NYC PARKS AND THE ALLIANCE FOR FLUSHING MEADOWS CORONA PARK UNVEIL A NEW ART IN THE PARKS INSTALLATION

NYC Parks and the Alliance for Flushing Meadows Corona Park have unveiled a new public art installation by Queens-based artist, Yvonne Shortt at Flushing Meadows Corona Park. Addressing the theme “Flushing Meadows Corona Park: A Park for the Future”, the artwork is located on the lawn alongside David Dinkins Circle.

“I am pleased to bring this installation to Flushing Meadows Corona Park,” said NYC Parks Commissioner Mitchell J. Silver, FAICP. “With this new exhibition, we have achieved the goal of our Art in the Parks program, which is to promote the less frequented core of our parks and support local artists. We are excited to unveil this immersive piece, and congratulate Yvonne Shortt on her installation.”

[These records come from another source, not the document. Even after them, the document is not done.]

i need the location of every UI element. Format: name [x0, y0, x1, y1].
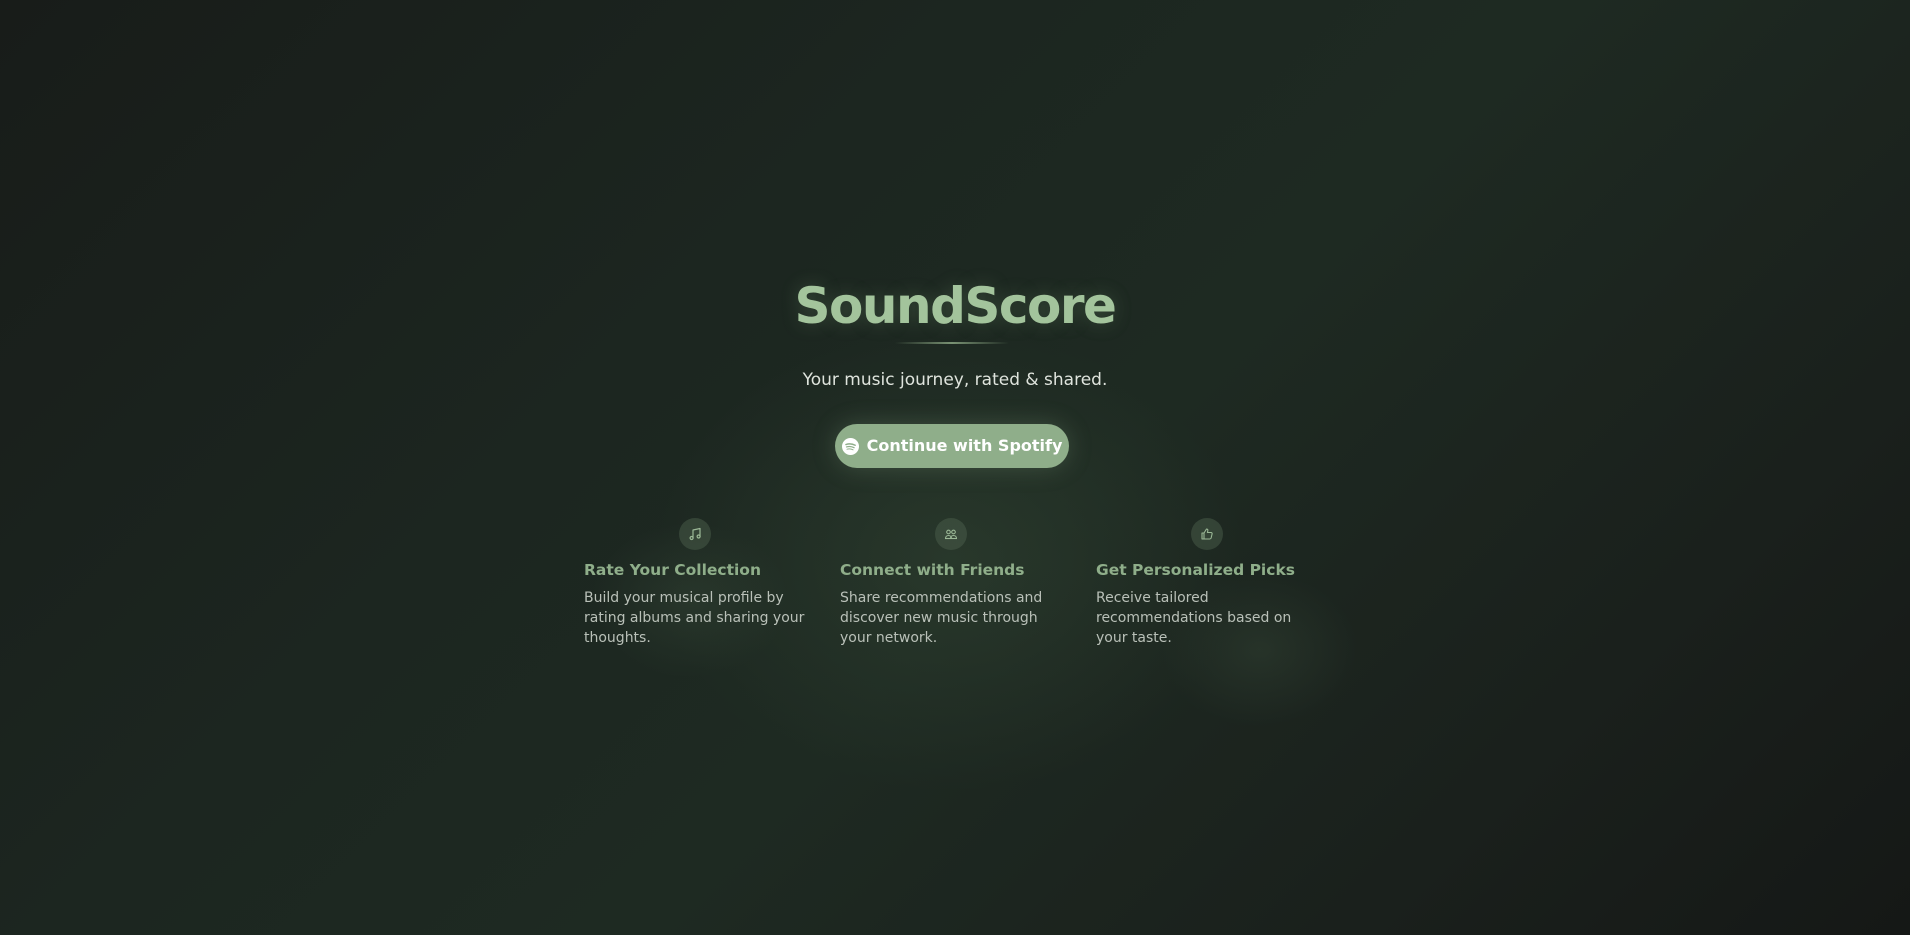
- feature-description: Share recommendations and discover new m…: [840, 590, 1043, 646]
- features-section: Rate Your Collection Build your musical …: [584, 518, 1352, 658]
- feature-title: Get Personalized Picks: [1096, 561, 1295, 579]
- cta-label: Continue with Spotify: [866, 436, 1063, 455]
- landing-hero: SoundScore Your music journey, rated & s…: [0, 0, 1910, 935]
- app-title: SoundScore: [794, 277, 1117, 335]
- music-note-icon: [679, 518, 711, 550]
- continue-with-spotify-button[interactable]: Continue with Spotify: [835, 424, 1069, 468]
- feature-description: Receive tailored recommendations based o…: [1096, 590, 1292, 646]
- users-icon: [935, 518, 967, 550]
- feature-title: Rate Your Collection: [584, 561, 761, 579]
- spotify-icon: [841, 437, 859, 455]
- feature-title: Connect with Friends: [840, 561, 1025, 579]
- feature-description: Build your musical profile by rating alb…: [584, 590, 805, 646]
- title-divider: [895, 342, 1009, 344]
- tagline: Your music journey, rated & shared.: [802, 370, 1108, 390]
- thumbs-up-icon: [1191, 518, 1223, 550]
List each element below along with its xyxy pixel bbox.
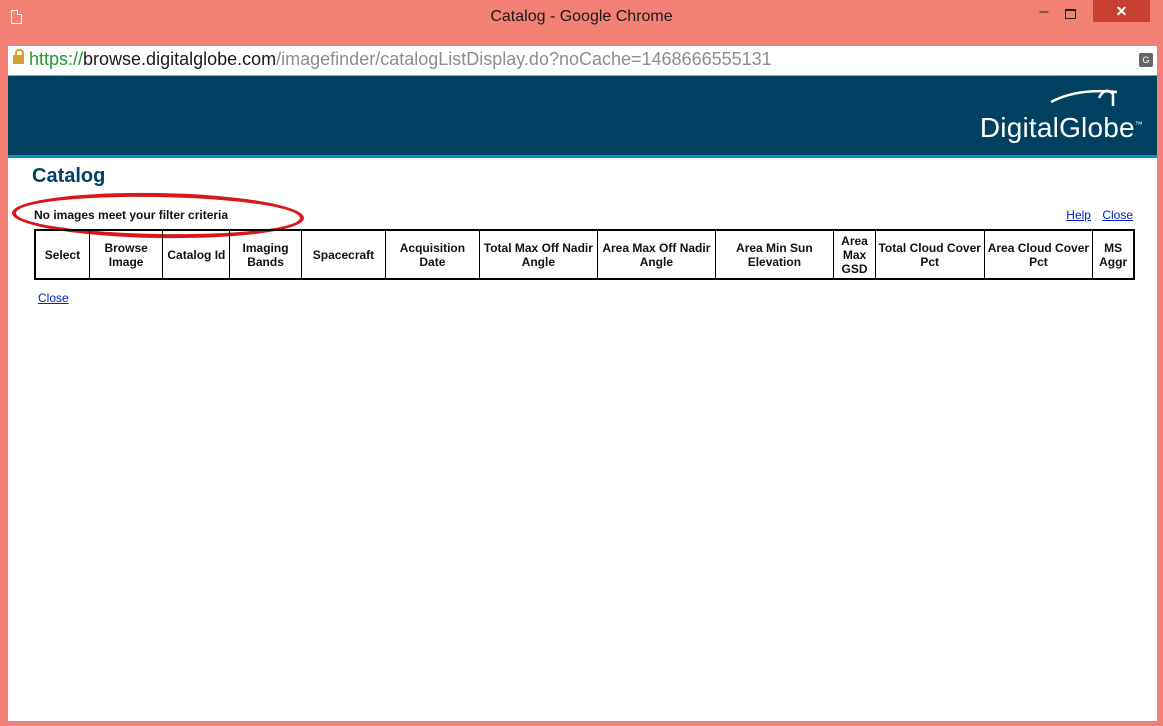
table-header-row: Select Browse Image Catalog Id Imaging B… xyxy=(34,229,1135,280)
column-header-total-max-off-nadir-angle[interactable]: Total Max Off Nadir Angle xyxy=(478,229,599,280)
column-header-spacecraft[interactable]: Spacecraft xyxy=(300,229,387,280)
bottom-close-link[interactable]: Close xyxy=(38,291,69,305)
column-header-imaging-bands[interactable]: Imaging Bands xyxy=(229,229,302,280)
close-link[interactable]: Close xyxy=(1102,208,1133,222)
column-header-ms-aggr[interactable]: MS Aggr xyxy=(1092,229,1135,280)
top-links: Help Close xyxy=(1058,208,1133,222)
column-header-area-max-gsd[interactable]: Area Max GSD xyxy=(833,229,876,280)
window-titlebar: Catalog - Google Chrome – ✕ xyxy=(0,0,1163,38)
column-header-area-max-off-nadir-angle[interactable]: Area Max Off Nadir Angle xyxy=(597,229,716,280)
column-header-total-cloud-cover-pct[interactable]: Total Cloud Cover Pct xyxy=(874,229,985,280)
site-banner: DigitalGlobe™ xyxy=(8,76,1157,158)
minimize-button[interactable]: – xyxy=(1032,0,1056,28)
logo-swoosh-icon xyxy=(1050,89,1118,106)
column-header-area-min-sun-elevation[interactable]: Area Min Sun Elevation xyxy=(714,229,835,280)
column-header-area-cloud-cover-pct[interactable]: Area Cloud Cover Pct xyxy=(983,229,1094,280)
help-link[interactable]: Help xyxy=(1066,208,1091,222)
url-scheme: https:// xyxy=(29,49,84,69)
translate-icon[interactable]: G xyxy=(1139,53,1153,67)
digitalglobe-logo: DigitalGlobe™ xyxy=(979,112,1143,143)
maximize-button[interactable] xyxy=(1058,0,1082,28)
page-viewport: DigitalGlobe™ Catalog No images meet you… xyxy=(8,76,1157,721)
address-bar[interactable]: https://browse.digitalglobe.com/imagefin… xyxy=(8,46,1157,75)
page-title: Catalog xyxy=(32,165,106,187)
url-host: browse.digitalglobe.com xyxy=(83,49,277,69)
url-path: /imagefinder/catalogListDisplay.do?noCac… xyxy=(276,49,772,69)
close-window-button[interactable]: ✕ xyxy=(1093,0,1150,22)
window-title: Catalog - Google Chrome xyxy=(490,8,673,25)
url-text[interactable]: https://browse.digitalglobe.com/imagefin… xyxy=(29,49,772,70)
column-header-acquisition-date[interactable]: Acquisition Date xyxy=(385,229,480,280)
catalog-table: Select Browse Image Catalog Id Imaging B… xyxy=(34,229,1135,280)
column-header-browse-image[interactable]: Browse Image xyxy=(88,229,164,280)
column-header-catalog-id[interactable]: Catalog Id xyxy=(162,229,231,280)
maximize-icon xyxy=(1064,9,1076,19)
column-header-select[interactable]: Select xyxy=(34,229,90,280)
lock-icon xyxy=(13,49,24,64)
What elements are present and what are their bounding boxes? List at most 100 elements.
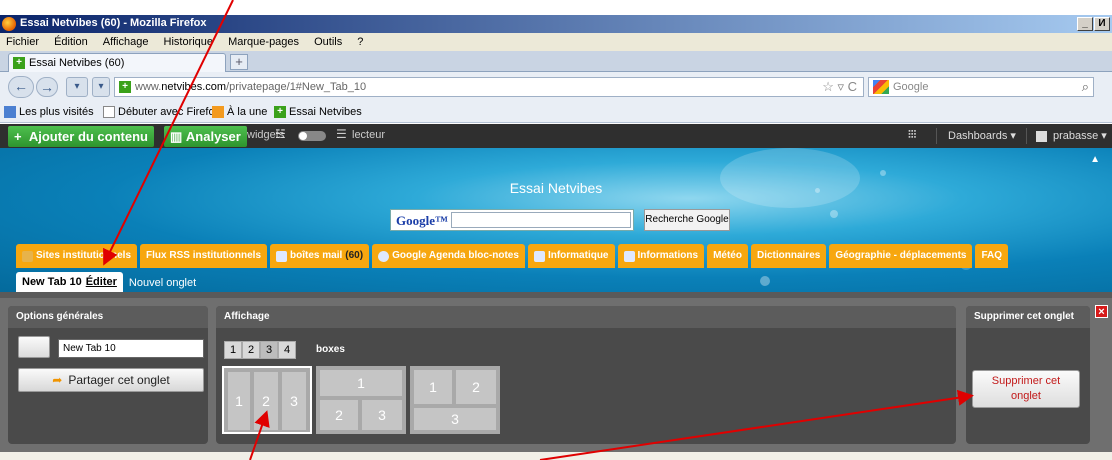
subtab-new-tab-10[interactable]: New Tab 10 Éditer: [16, 272, 123, 292]
menu-help[interactable]: ?: [351, 33, 369, 48]
window-title: Essai Netvibes (60) - Mozilla Firefox: [20, 17, 207, 29]
user-menu[interactable]: prabasse ▾: [1053, 129, 1107, 142]
tab-informatique[interactable]: Informatique: [527, 244, 615, 268]
collapse-header-icon[interactable]: ▲: [1090, 154, 1100, 165]
google-search-button[interactable]: Recherche Google: [644, 209, 730, 231]
avatar: [1036, 131, 1047, 142]
site-title: Essai Netvibes: [509, 180, 603, 196]
menu-bar: Fichier Édition Affichage Historique Mar…: [0, 33, 1112, 51]
tab-dictionnaires[interactable]: Dictionnaires: [750, 244, 827, 268]
tab-informations[interactable]: Informations: [617, 244, 705, 268]
columns-1[interactable]: 1: [224, 341, 242, 359]
column-selector: 1 2 3 4: [224, 341, 296, 359]
bookmark-icon: [4, 106, 16, 118]
add-content-button[interactable]: + Ajouter du contenu: [8, 126, 154, 147]
search-icon[interactable]: ⌕: [1082, 79, 1089, 95]
search-icon: [378, 250, 390, 262]
new-subtab-link[interactable]: Nouvel onglet: [123, 277, 204, 292]
tab-flux-rss[interactable]: Flux RSS institutionnels: [140, 244, 268, 268]
minimize-button[interactable]: _: [1077, 17, 1093, 31]
bookmarks-bar: Les plus visités Débuter avec Firefox À …: [0, 103, 1112, 123]
general-options-title: Options générales: [8, 306, 208, 328]
bookmark-essai-netvibes[interactable]: + Essai Netvibes: [274, 106, 362, 118]
menu-historique[interactable]: Historique: [158, 33, 220, 48]
tab-faq[interactable]: FAQ: [975, 244, 1009, 268]
layout-cell: 3: [282, 372, 306, 430]
dashboards-menu[interactable]: Dashboards ▾: [948, 129, 1016, 142]
share-arrow-icon: ➦: [52, 373, 63, 387]
layout-cell: 3: [362, 400, 402, 430]
url-text: www.netvibes.com/privatepage/1#New_Tab_1…: [135, 81, 367, 93]
layout-cell: 2: [320, 400, 358, 430]
url-bar[interactable]: + www.netvibes.com/privatepage/1#New_Tab…: [114, 77, 864, 97]
layout-one-top-two-bottom[interactable]: 1 2 3: [316, 366, 406, 434]
search-bar[interactable]: Google ⌕: [868, 77, 1094, 97]
list-view-icon: ☰: [336, 127, 347, 141]
plus-icon: +: [14, 129, 29, 144]
layout-cell: 3: [414, 408, 496, 430]
tab-icon: [22, 250, 33, 262]
bookmark-getting-started[interactable]: Débuter avec Firefox: [103, 106, 220, 118]
new-tab-button[interactable]: +: [230, 54, 248, 70]
google-search-box: Google™: [390, 209, 634, 231]
layout-three-columns[interactable]: 1 2 3: [222, 366, 312, 434]
google-engine-icon[interactable]: [873, 80, 889, 94]
divider: [1026, 128, 1027, 144]
layout-cell: 1: [414, 370, 452, 404]
dashboard-header: Essai Netvibes Google™ Recherche Google …: [0, 148, 1112, 292]
restore-button[interactable]: И: [1094, 17, 1110, 31]
view-toggle[interactable]: [298, 131, 326, 141]
tab-geographie[interactable]: Géographie - déplacements: [829, 244, 973, 268]
menu-outils[interactable]: Outils: [308, 33, 348, 48]
bookmark-headlines[interactable]: À la une: [212, 106, 267, 118]
columns-2[interactable]: 2: [242, 341, 260, 359]
layout-two-top-one-bottom[interactable]: 1 2 3: [410, 366, 500, 434]
unread-count: (60): [345, 250, 364, 261]
browser-tab-strip: + Essai Netvibes (60) +: [0, 51, 1112, 72]
tab-boites-mail[interactable]: boîtes mail (60): [270, 244, 370, 268]
menu-fichier[interactable]: Fichier: [0, 33, 45, 48]
google-logo: Google™: [396, 213, 448, 228]
mail-icon: [276, 250, 288, 262]
tab-google-agenda[interactable]: Google Agenda bloc-notes: [372, 244, 525, 268]
search-placeholder: Google: [893, 81, 929, 93]
boxes-label: boxes: [316, 344, 345, 355]
tab-sites-institutionnels[interactable]: Sites institutionnels: [16, 244, 138, 268]
settings-sliders-icon[interactable]: ⫶⫶⫶: [908, 129, 916, 142]
navigation-bar: ← → ▾ ▾ + www.netvibes.com/privatepage/1…: [0, 72, 1112, 103]
menu-marque-pages[interactable]: Marque-pages: [222, 33, 305, 48]
edit-tab-link[interactable]: Éditer: [86, 272, 117, 292]
layout-cell: 1: [228, 372, 250, 430]
netvibes-icon: +: [274, 106, 286, 118]
page-bottom: [0, 452, 1112, 460]
dashboard-tabs: Sites institutionnels Flux RSS instituti…: [16, 244, 1009, 268]
back-button[interactable]: ←: [8, 76, 34, 98]
reader-label: lecteur: [352, 129, 386, 141]
sub-tabs: New Tab 10 Éditer Nouvel onglet: [16, 272, 204, 292]
forward-button[interactable]: →: [36, 77, 58, 97]
menu-edition[interactable]: Édition: [48, 33, 94, 48]
page-icon: [103, 106, 115, 118]
menu-affichage[interactable]: Affichage: [97, 33, 155, 48]
star-icon[interactable]: ☆ ▿ C: [822, 79, 857, 95]
identity-button[interactable]: ▾: [66, 77, 88, 97]
window-titlebar: Essai Netvibes (60) - Mozilla Firefox _ …: [0, 15, 1112, 33]
divider: [936, 128, 937, 144]
tab-name-input[interactable]: New Tab 10: [58, 339, 204, 358]
columns-3[interactable]: 3: [260, 341, 278, 359]
tab-meteo[interactable]: Météo: [707, 244, 748, 268]
bookmark-most-visited[interactable]: Les plus visités: [4, 106, 94, 118]
browser-tab[interactable]: + Essai Netvibes (60): [8, 53, 226, 72]
netvibes-favicon: +: [13, 57, 25, 69]
delete-tab-button[interactable]: Supprimer cet onglet: [972, 370, 1080, 408]
google-search-input[interactable]: [451, 212, 631, 228]
analyse-button[interactable]: ▥ Analyser: [164, 126, 247, 147]
close-panel-icon[interactable]: ×: [1095, 305, 1108, 318]
display-title: Affichage: [216, 306, 956, 328]
share-tab-button[interactable]: ➦ Partager cet onglet: [18, 368, 204, 392]
layout-cell: 1: [320, 370, 402, 396]
tab-icon-picker[interactable]: [18, 336, 50, 358]
history-dropdown[interactable]: ▾: [92, 77, 110, 97]
site-icon: +: [119, 81, 131, 93]
columns-4[interactable]: 4: [278, 341, 296, 359]
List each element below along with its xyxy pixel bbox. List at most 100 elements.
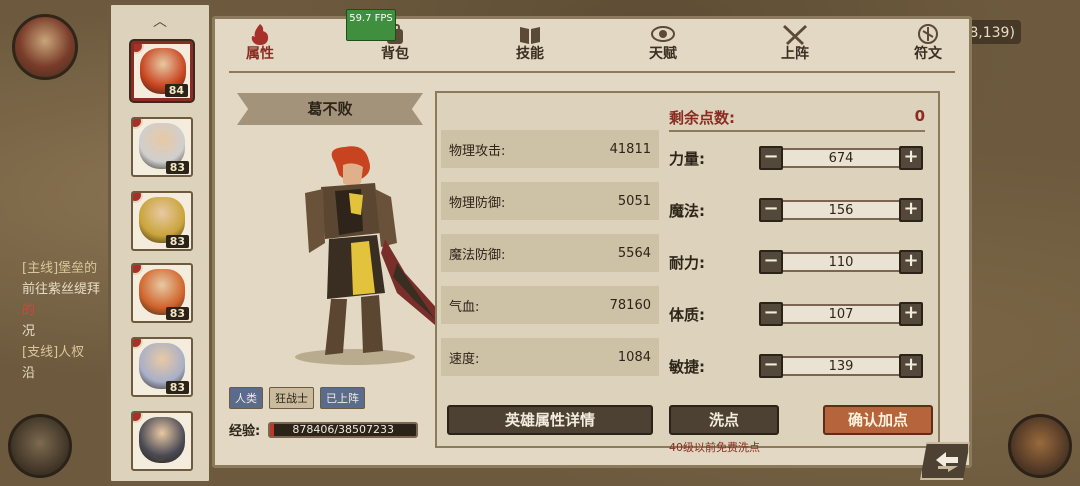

Yvonne Shortt’s Pavilion Landing tells the story a group of intergalactic children whose spaceship has landed in the park after a long journey seeking a ray of hope generated by the 1964-65 New York World's Fair. Shortt spent several days in the park working collaboratively with park visitors to build sculptures of children out of clay. She then made molds from the clay forms, which were used to cast multiple concrete sculptures at David Dinkins Circle. Their spacecraft, inspired by the Tent of Tomorrow’s iconic suspension roof, is fabricated in concrete and aluminum with a clear plastic top that enables visitors to see the ship’s control center with several children at the helm.

Funded by the inaugural 2019 Art in the Parks: Alliance for Flushing Meadows Corona Park Grant, the grant supported the creation of two site-specific, temporary, public art installations. The second exhibition, Hospicio Cabañas (Playable Stage for Thunder Hawk) by Karl Orozco, was on view for a month at the 49th & 111th Street entrance to the park, but was damaged beyond repair. Hospicio Cabañas was a playable stage in the arcade hit Super Street Fighter II and served as home court for Thunder Hawk, the first Mexican video game character. The piece was a pixelated mosaic created with colorful dried corn kernels.

Generously funded by the Alliance, each grantee received an award of $5,000 to create their proposed artwork. Grant recipients were selected through an open application process and chosen by a committee of arts professionals and Queens community members, as well as NYC Parks and Alliance representatives. Proposals were judged according to artistic and creative merit, response to the theme and surrounding community, and suitability to the site.